Il mio primo lavoro, “Il figlio di Dracula”, in effetti, riprendeva modelli di genere, che mi piacevano moltissimo.  E’ una sorta di cortometraggio comico, anticipazione dei film sui vampiri, oggi così di moda. Era, ovviamente, penalizzato dal budget, attualmente è inserito come extra nel dvd di “Hanno cambiato faccia”.

'Hanno cambiato faccia''Proprio “Hanno cambiato faccia” (1971), che vedremo in coda alla serata, utilizza la figura del vampiro, seppure in un’interessante metafora del potere capace di annientare qualsiasi ribellione con la sua forza di annullamento e cooptazione.
“Hanno cambiato la faccia”, seppure vincitore del Pardo d’oro al Festival di Locarno nel 1971, ebbe una pessima distribuzione e fu visto da pochi spettatori. Col tempo ha acquistato una nuova giovinezza, è diventato un piccolo cult. La sceneggiatura risentiva della situazione politica del tempo, si veda la frase del filosofo Herbert Marcuse posta come epilogo a conclusione del film, che ruota sui vampiri, connotati con le loro tipologie classiche, ma avidi più che di sangue, di potere…

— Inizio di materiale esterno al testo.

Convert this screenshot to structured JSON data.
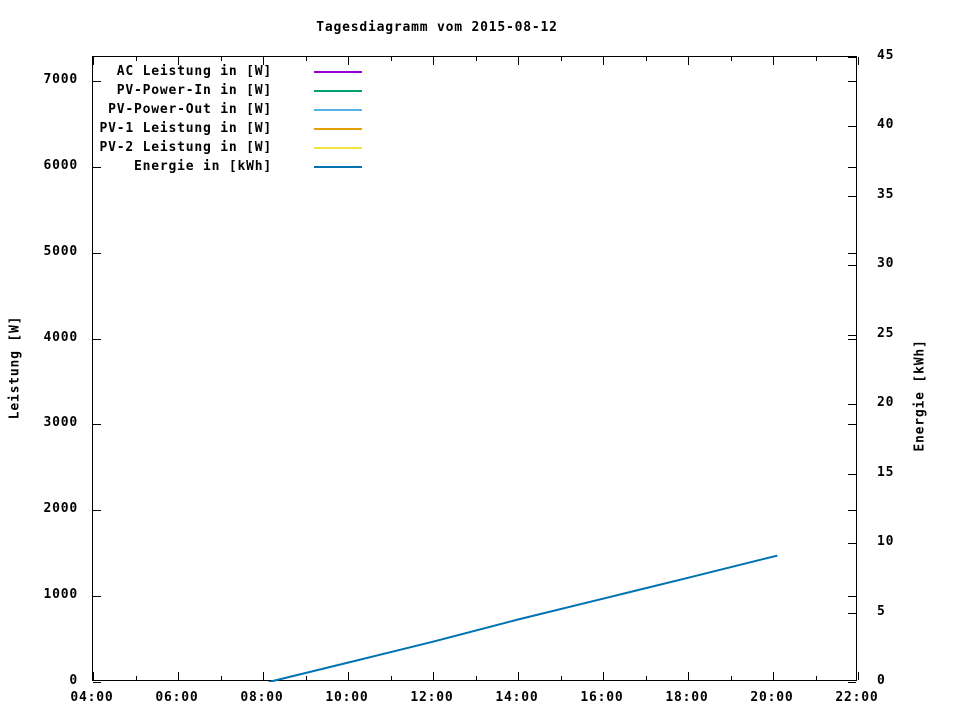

La sua carriera di regista di fiction e di scrittore è stata certamente influenzata dall’aver lavorato, per un certo periodo, nel mondo della pubblicità; questo elemento, infatti, è declinato in varie modalità nei suoi romanzi.
Sono stato per 5 anni nello studio Testa; probabilmente più che andarmene, mi sono fatto sbattere fuori! In ogni caso, nei miei film e romanzi l’universo pubblicitario, sia nei suoi metodi quanto proprio nel suo “essere”, è fortemente attaccato.

I suoi libri hanno un forte impatto visivo, sono già strutturati come film.
Certamente la mia carriera è un paradosso cinematografico, visto che ho realizzato due pellicole, ma otto testi letterari! Di sicuro, girare un film è sempre più complicato. Negli anni sessanta siamo arrivati, in Italia, a produrre 450 opere, ora non solo si girano pochi film, ma pure quelli realizzati con i soldi pubblici, “spariscono”. La distribuzione, momento chiave della vita di una pellicola, è gravemente carente. Il pubblico, così, non può conoscere i film già esistenti, non potrà apprezzarli. Il mio primo romanzo, “Un posto al buio”, era nato come soggetto cinematografico, avrebbe dovuto essere prodotto da Franco Cristaldi. La prima distribuzione di “Nuovo cinema Paradiso”, che andò male al botteghino, finché non venne ripreso e rimontato da Tornatore, si ritorse sul mio progetto: Cristaldi non poteva più investirci in quel momento così difficile, per cui decisi che sarebbe diventato un romanzo, caratterizzato dal suo linguaggio specifico, ma sicuramente influenzato dai miei gusti cinematografici.